In our coculture study, MSCs appeared to be capable of generating cardiomyocytes when cocultured with neonatal cardiomyocytes, whereas adult cardiomyocytes were not. This suggests that some cardiac inducers in cardiomyocytes may be age-dependent and progressively lost during postnatal life. For example, the cardiac sodium calcium exchanger promoter in adult and neonatal cardiomyocytes was differentially regulated by Nkx2.5 and serum responsive factor [7].

Ijima and collegues [5] recently reported that treatment of nifedipine, an l-type calcium channel antagonist or culture in Ca2+-free media, suppressed contraction of cardiomyocytes and inhibited skeletal muscle cells to express cardiac-specific proteins, indicating that contraction is one of the cardiac inducers. No contraction of adult cardiomyocytes may explain the reason why MSCs were not transdifferentiated into cardiomyocytes when we cocultured with adult cardiomyocytes. But according to previously studies, MSCs can differentiate into cardiomyocytes when injected in normal or acutely injured adult myocardium [3, 10]. Our study cannot exclude the possibility that coculture techniques in this study do not fully demonstrate complex in vivo, and we will make a further study of characterizing isolated adult cardiomyocytes from the adult heart.

According to one of our coculture results, neonatal cardiomyocytes induced MSCs to cardiomyocytes, MSCs did not observe the cardiac differentiation when cultured with neonatal cardiomyocytes using the double chamber system or conditioned medium from neonatal cardiomyocytes. There are some possibilities that unknown soluble factors may not be essential for transdifferentiation of MSCs into cardiomyocytes or exist at low concentrations. These results suggest that direct cell-to-cell contact, but not soluble factors, are important for transdifferentiation of MSCs into cardiomyocytes.

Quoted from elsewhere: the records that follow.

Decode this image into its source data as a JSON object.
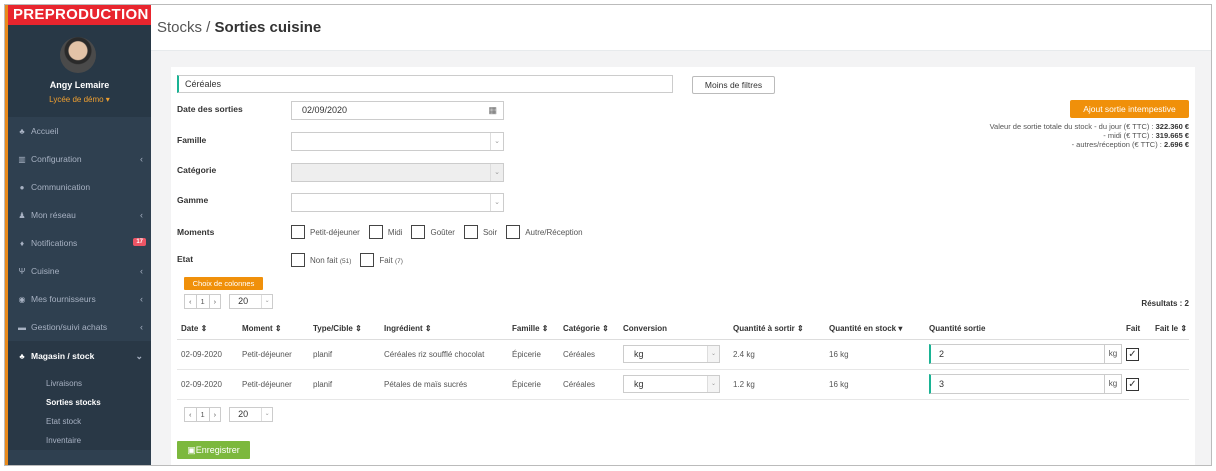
{
  "env_banner": "PREPRODUCTION",
  "user": {
    "name": "Angy Lemaire",
    "school": "Lycée de démo ▾"
  },
  "nav": [
    {
      "label": "Accueil",
      "icon": "home-icon",
      "glyph": "♣",
      "chev": ""
    },
    {
      "label": "Configuration",
      "icon": "institution-icon",
      "glyph": "▥",
      "chev": "‹"
    },
    {
      "label": "Communication",
      "icon": "chat-icon",
      "glyph": "●",
      "chev": ""
    },
    {
      "label": "Mon réseau",
      "icon": "users-icon",
      "glyph": "♟",
      "chev": "‹"
    },
    {
      "label": "Notifications",
      "icon": "bell-icon",
      "glyph": "♦",
      "badge": "17"
    },
    {
      "label": "Cuisine",
      "icon": "cutlery-icon",
      "glyph": "Ψ",
      "chev": "‹"
    },
    {
      "label": "Mes fournisseurs",
      "icon": "eye-icon",
      "glyph": "◉",
      "chev": "‹"
    },
    {
      "label": "Gestion/suivi achats",
      "icon": "cart-icon",
      "glyph": "▬",
      "chev": "‹"
    }
  ],
  "nav_active": {
    "label": "Magasin / stock",
    "icon": "cubes-icon",
    "glyph": "♣",
    "chev": "⌄"
  },
  "subnav": [
    "Livraisons",
    "Sorties stocks",
    "Etat stock",
    "Inventaire"
  ],
  "breadcrumb": {
    "section": "Stocks / ",
    "page": "Sorties cuisine"
  },
  "search_value": "Céréales",
  "filters_button": "Moins de filtres",
  "add_button": "Ajout sortie intempestive",
  "totals": {
    "line1_label": "Valeur de sortie totale du stock - du jour (€ TTC) : ",
    "line1_value": "322.360 €",
    "line2_label": "- midi (€ TTC) : ",
    "line2_value": "319.665 €",
    "line3_label": "- autres/réception (€ TTC) : ",
    "line3_value": "2.696 €"
  },
  "filters": {
    "date_label": "Date des sorties",
    "date_value": "02/09/2020",
    "famille_label": "Famille",
    "categorie_label": "Catégorie",
    "gamme_label": "Gamme",
    "moments_label": "Moments",
    "moments": [
      "Petit-déjeuner",
      "Midi",
      "Goûter",
      "Soir",
      "Autre/Réception"
    ],
    "etat_label": "Etat",
    "etat": [
      {
        "label": "Non fait",
        "count": "(51)"
      },
      {
        "label": "Fait",
        "count": "(7)"
      }
    ]
  },
  "columns_button": "Choix de colonnes",
  "pager": {
    "prev": "‹",
    "page": "1",
    "next": "›",
    "size": "20"
  },
  "results_label": "Résultats : 2",
  "table": {
    "headers": [
      "Date ⇕",
      "Moment ⇕",
      "Type/Cible ⇕",
      "Ingrédient ⇕",
      "Famille ⇕",
      "Catégorie ⇕",
      "Conversion",
      "Quantité à sortir ⇕",
      "Quantité en stock ▾",
      "Quantité sortie",
      "Fait",
      "Fait le ⇕"
    ],
    "rows": [
      {
        "date": "02-09-2020",
        "moment": "Petit-déjeuner",
        "type": "planif",
        "ingredient": "Céréales riz soufflé chocolat",
        "famille": "Épicerie",
        "categorie": "Céréales",
        "conversion": "kg",
        "qty_out": "2.4 kg",
        "qty_stock": "16 kg",
        "qty_done": "2",
        "unit": "kg",
        "fait": "✓"
      },
      {
        "date": "02-09-2020",
        "moment": "Petit-déjeuner",
        "type": "planif",
        "ingredient": "Pétales de maïs sucrés",
        "famille": "Épicerie",
        "categorie": "Céréales",
        "conversion": "kg",
        "qty_out": "1.2 kg",
        "qty_stock": "16 kg",
        "qty_done": "3",
        "unit": "kg",
        "fait": "✓"
      }
    ]
  },
  "save_button": "Enregistrer",
  "save_glyph": "▣"
}
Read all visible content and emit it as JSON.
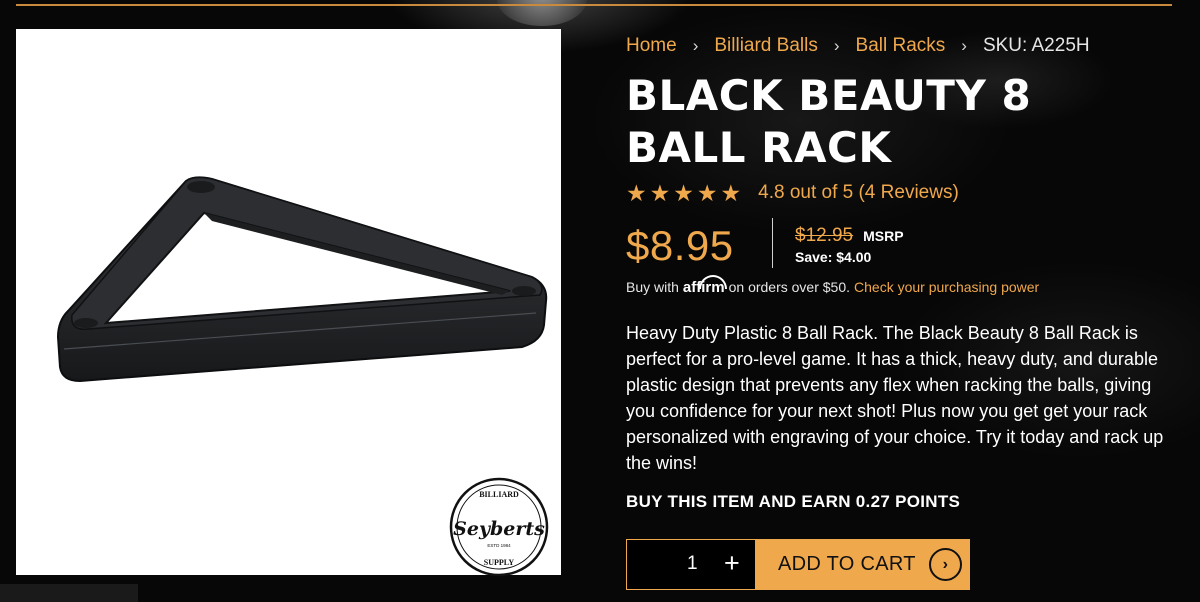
{
  "breadcrumb": {
    "items": [
      "Home",
      "Billiard Balls",
      "Ball Racks"
    ],
    "current": "SKU: A225H",
    "separator": ">"
  },
  "product": {
    "title": "Black Beauty 8 Ball Rack",
    "rating": {
      "stars": 5,
      "text": "4.8 out of 5 (4 Reviews)",
      "value": 4.8,
      "count": 4
    },
    "price": "$8.95",
    "msrp_price": "$12.95",
    "msrp_label": "MSRP",
    "save_text": "Save: $4.00",
    "affirm": {
      "prefix": "Buy with",
      "logo_text": "affirm",
      "suffix": "on orders over $50.",
      "link": "Check your purchasing power"
    },
    "description": "Heavy Duty Plastic 8 Ball Rack. The Black Beauty 8 Ball Rack is perfect for a pro-level game. It has a thick, heavy duty, and durable plastic design that prevents any flex when racking the balls, giving you confidence for your next shot! Plus now you get get your rack personalized with engraving of your choice. Try it today and rack up the wins!",
    "points": "BUY THIS ITEM AND EARN 0.27 POINTS",
    "quantity": "1",
    "add_to_cart": "ADD TO CART"
  },
  "brand": {
    "logo_top": "BILLIARD",
    "logo_name": "Seyberts",
    "logo_est": "ESTD 1984",
    "logo_bottom": "SUPPLY"
  },
  "colors": {
    "accent": "#f0a84c",
    "background": "#070707",
    "text": "#ffffff"
  },
  "icons": {
    "star": "star-icon",
    "breadcrumb_separator": "chevron-right-icon",
    "plus": "plus-icon",
    "cart_arrow": "arrow-right-circle-icon"
  }
}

To be functional characteristics of cardiac differentiation of MSCs, they must become electrically coupled to neighboring cardiomyocytes, which is typically established by gap junctions [5, 6]. In our coculture, MSCs showed gap junctional communication with adjacent-beating neonatal cardiomyocytes, as evidenced by dye transfer experiments.

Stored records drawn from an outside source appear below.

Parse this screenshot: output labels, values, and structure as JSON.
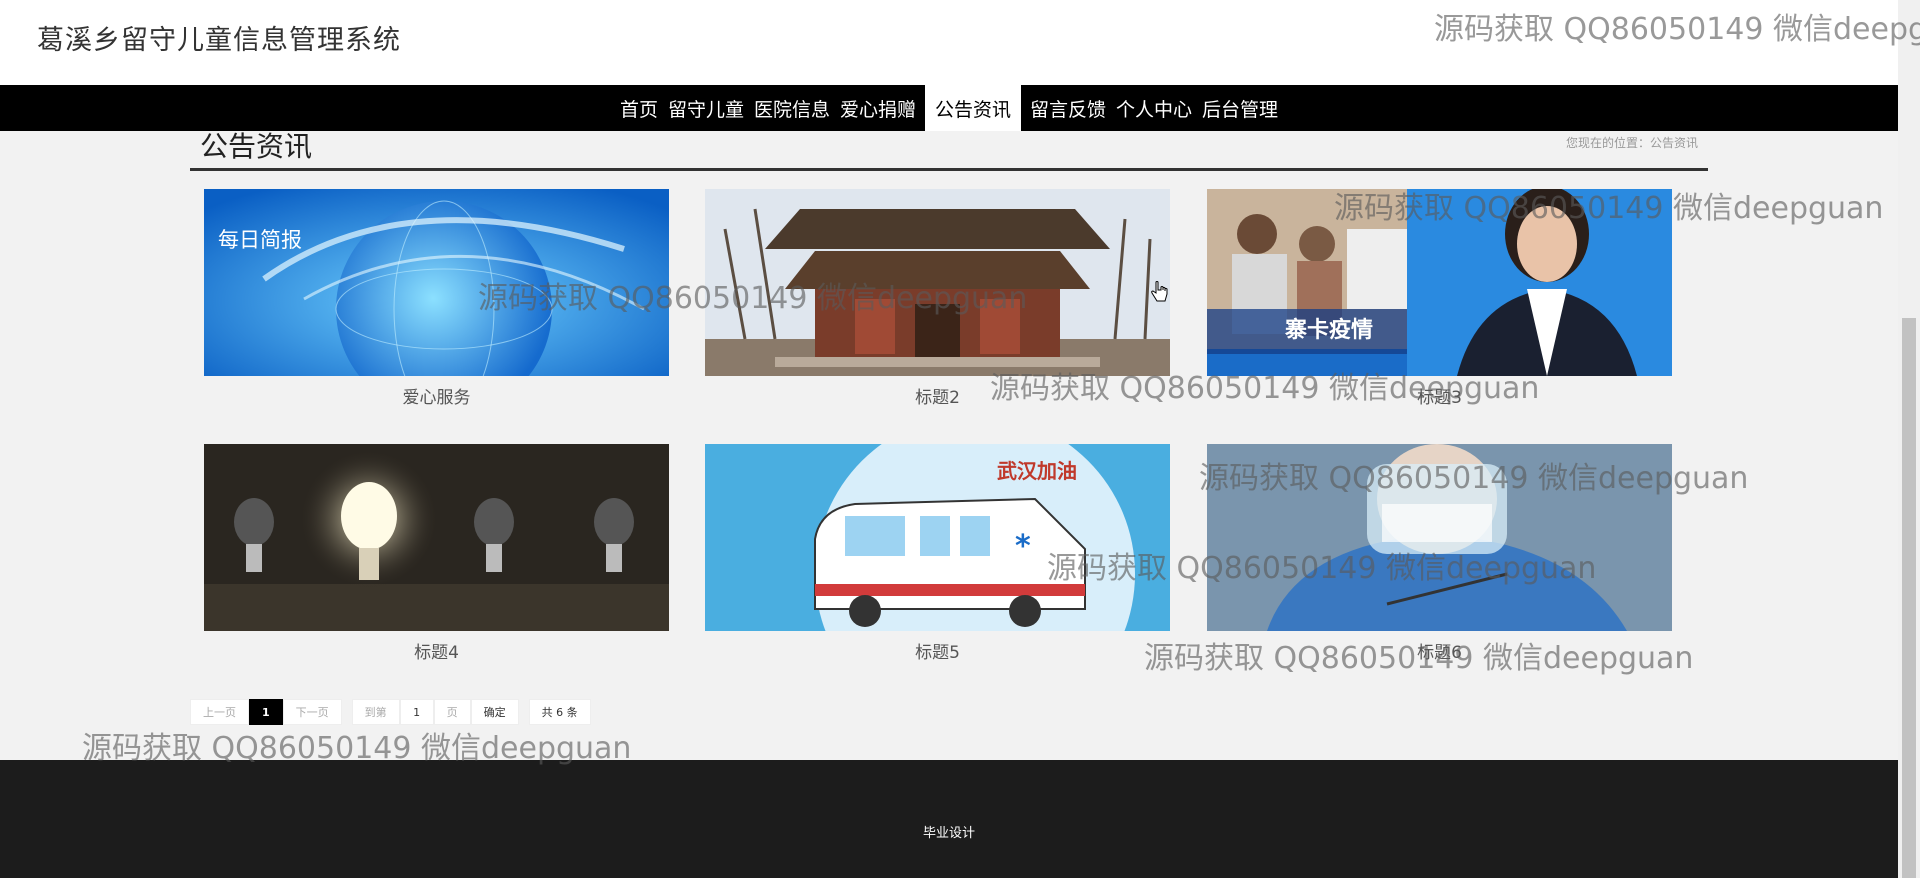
{
  "header": {
    "site_title": "葛溪乡留守儿童信息管理系统"
  },
  "nav": {
    "items": [
      {
        "label": "首页"
      },
      {
        "label": "留守儿童"
      },
      {
        "label": "医院信息"
      },
      {
        "label": "爱心捐赠"
      },
      {
        "label": "公告资讯",
        "active": true
      },
      {
        "label": "留言反馈"
      },
      {
        "label": "个人中心"
      },
      {
        "label": "后台管理"
      }
    ]
  },
  "page": {
    "section_title": "公告资讯",
    "breadcrumb": "您现在的位置：公告资讯"
  },
  "cards": [
    {
      "caption": "爱心服务",
      "image": "globe-banner-image",
      "overlay_text": "每日简报"
    },
    {
      "caption": "标题2",
      "image": "pagoda-image"
    },
    {
      "caption": "标题3",
      "image": "news-anchor-image",
      "overlay_text": "寨卡疫情"
    },
    {
      "caption": "标题4",
      "image": "light-bulbs-image"
    },
    {
      "caption": "标题5",
      "image": "ambulance-image",
      "overlay_text": "武汉加油"
    },
    {
      "caption": "标题6",
      "image": "medical-worker-image"
    }
  ],
  "pagination": {
    "prev": "上一页",
    "current": "1",
    "next": "下一页",
    "goto_prefix": "到第",
    "goto_value": "1",
    "goto_suffix": "页",
    "confirm": "确定",
    "total": "共 6 条"
  },
  "footer": {
    "text": "毕业设计"
  },
  "watermark": {
    "text": "源码获取 QQ86050149 微信deepguan"
  },
  "colors": {
    "nav_bg": "#000000",
    "footer_bg": "#1c1c1c",
    "accent": "#000000"
  }
}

Recent reports suggested that cell fusion may play a role for transdifferentiation [8]. In detail, mouse BM cells can fuse spontaneously with embryonic stem cells in culture, and spontaneously fused BM cells can subsequently adopt the phenotype of the recipient cells. In other words, the altered phenotype of the embryonic stem cell does not arise from a direct conversion of the cell type, but rather from cell fusion. On the contrary, some studies have reported a high level of transdifferentiation capable of excluding the possibility of cell fusion [4, 9]. In our study, the transdifferentiation rate (net values are about 7%) was much higher than the frequency of spontaneous cell fusion [8] (2–11 clones per 106 BM cells). We found cardiomyocytes transdifferentiated from MSCs, although cocultured with paraformaldehyde-fixed, dead neonatal cardiomyocytes. It demonstrates that MSCs can be differentiated into cardiomyocytes in our coculture condition, although some portion of transdifferentiated cardiomyocytes can be derived by cell fusion.

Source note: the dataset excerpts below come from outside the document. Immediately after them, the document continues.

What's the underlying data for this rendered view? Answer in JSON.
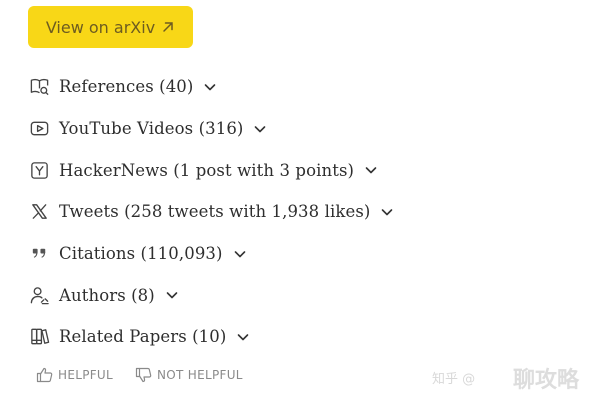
{
  "arxiv_button": {
    "label": "View on arXiv"
  },
  "items": [
    {
      "icon": "references-book-search-icon",
      "label": "References (40)"
    },
    {
      "icon": "youtube-play-icon",
      "label": "YouTube Videos (316)"
    },
    {
      "icon": "hackernews-y-icon",
      "label": "HackerNews (1 post with 3 points)"
    },
    {
      "icon": "x-twitter-icon",
      "label": "Tweets (258 tweets with 1,938 likes)"
    },
    {
      "icon": "quote-icon",
      "label": "Citations (110,093)"
    },
    {
      "icon": "authors-user-icon",
      "label": "Authors (8)"
    },
    {
      "icon": "related-papers-books-icon",
      "label": "Related Papers (10)"
    }
  ],
  "feedback": {
    "helpful": "HELPFUL",
    "not_helpful": "NOT HELPFUL"
  },
  "watermark": {
    "small": "知乎 @",
    "big": "聊攻略"
  }
}
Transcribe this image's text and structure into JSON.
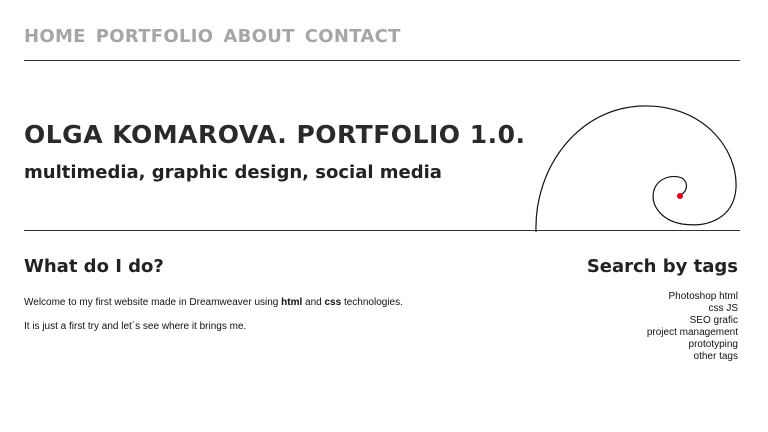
{
  "nav": {
    "items": [
      {
        "label": "HOME"
      },
      {
        "label": "PORTFOLIO"
      },
      {
        "label": "ABOUT"
      },
      {
        "label": "CONTACT"
      }
    ]
  },
  "header": {
    "title": "OLGA KOMAROVA. PORTFOLIO 1.0.",
    "subtitle": "multimedia, graphic design, social media"
  },
  "about": {
    "heading": "What do I do?",
    "p1_before": "Welcome to my first website made in Dreamweaver using ",
    "p1_html": "html",
    "p1_and": " and ",
    "p1_css": "css",
    "p1_after": " technologies.",
    "p2": "It is just a first try and let´s see where it brings me."
  },
  "tags": {
    "heading": "Search by tags",
    "items": [
      {
        "label": "Photoshop html"
      },
      {
        "label": "css JS"
      },
      {
        "label": "SEO grafic"
      },
      {
        "label": "project management"
      },
      {
        "label": "prototyping"
      },
      {
        "label": "other tags"
      }
    ]
  },
  "colors": {
    "nav_text": "#a6a6a6",
    "heading_text": "#222222",
    "spiral_dot": "#e0001a"
  }
}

In conclusion, MSCs can differentiate into cardiomyocytes by direct cell-to-cell interaction with neonatal cardiomyocytes but not adult cardiomyocytes or secreted factors from neonatal cardiomyocytes. This coculture system may be useful for simulating the cardiac environment and evaluating phenotypic and functional parameters in vitro and, furthermore, help various stem cell researches.